AG: Knesset talk on Ritman affair may harm PM’s investigation
Mandelblit moves to cancel committee discussion regarding complaints against former top cop who headed investigations after PM’s lawyers said he was motivated by revenge. 'The session is likely to encroach into law enforcement jurisdiction.'
Attorney General Avichai Mandelblit asked the Knesset’s legal adviser Eyal Yinon Wednesday to cancel Thursday’s Knesset Interior Affairs Committee session set to deal with the sexual abuse complaints against former Lahav 433 commander Dep. Comm. Roni Ritman and its effect on the corruption investigation of Prime Minister Benjamin Netanyahu and his wife Sara.

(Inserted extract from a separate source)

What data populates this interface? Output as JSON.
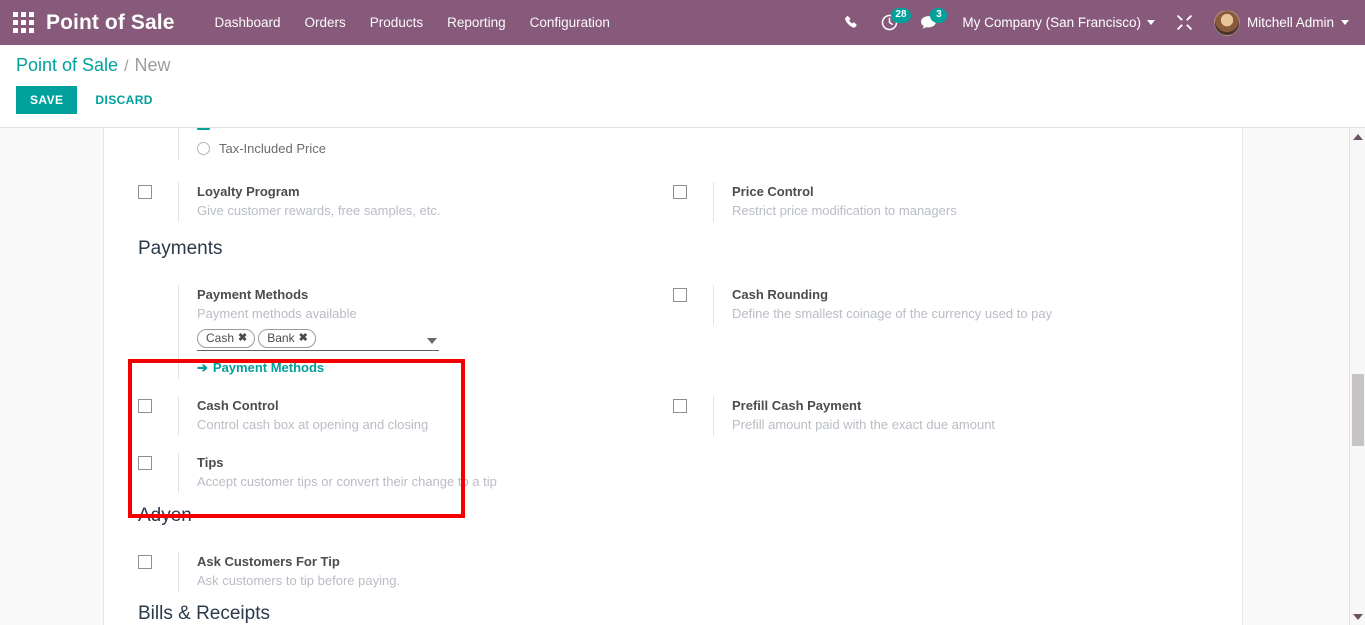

It was reported Tuesday that Netanyahu believes the investigation being conducted against him by the police’s Lahav 433 Unit, formerly headed by Ritman, is motivated by revenge, as Ritman allegedly believes that the Netanyahu couple was behind the sexual abuse complaint filed against him, costing him his career.

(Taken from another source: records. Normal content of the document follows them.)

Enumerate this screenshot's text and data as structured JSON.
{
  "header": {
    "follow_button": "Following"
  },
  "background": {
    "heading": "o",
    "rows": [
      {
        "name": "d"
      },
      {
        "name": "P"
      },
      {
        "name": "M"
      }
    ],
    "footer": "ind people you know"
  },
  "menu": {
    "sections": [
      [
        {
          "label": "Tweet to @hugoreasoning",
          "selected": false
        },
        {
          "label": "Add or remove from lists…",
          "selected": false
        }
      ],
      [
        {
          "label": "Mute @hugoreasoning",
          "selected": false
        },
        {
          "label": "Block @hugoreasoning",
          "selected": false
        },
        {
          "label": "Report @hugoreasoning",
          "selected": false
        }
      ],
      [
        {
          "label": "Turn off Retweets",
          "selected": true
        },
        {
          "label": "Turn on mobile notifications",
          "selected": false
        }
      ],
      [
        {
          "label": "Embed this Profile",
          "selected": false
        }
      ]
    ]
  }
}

The attorney general believes that conducting the session while the Netanyahu investigation is ongoing may “harm the investigation in such a way that can be interpreted as an attempt to subvert justice.”
Mandelblit wrote that he was made aware that the Knesset session, chaired by MK Yoav Kisch (Likud), is scheduled for Thursday and intends to deal with the “concern regarding a conflict of interest following news reports about Ritman’s claims, in the context of the complaints against him, and their impact on Netanyahu's investigations."
Mandelblit said in a press statement, prior to the scheduling of the session, that Chairman Kisch said that he would examine "how an investigation is being conducted against Netanyahu when the overseeing investigator (Ritman) believes that Netanyahu is running a campaign accusing him of sexual harassment. The matter will be clarified in a committee discussion."
The attorney general also noted that safeguarding the integrity of the criminal investigation and the uncovering of the truth in a democratic society, in whose name the Israeli law enforcement system operates independently and impartially, is a core value.
"From the subject of the meeting, as well as from the statements made by the Knesset member in a statement published by the press, it appears that the planned meeting is liable to constitute an encroachment, even if unintentionally, on the jurisdiction of the law enforcement system," Mandelblit wrote.
The attorney general clarified that complaints about the manner in which investigations should be conducted must be presented before authorized officials in the law enforcement system while noting that the defense attorneys of Prime Minister Netanyahu have already approached him on the matter.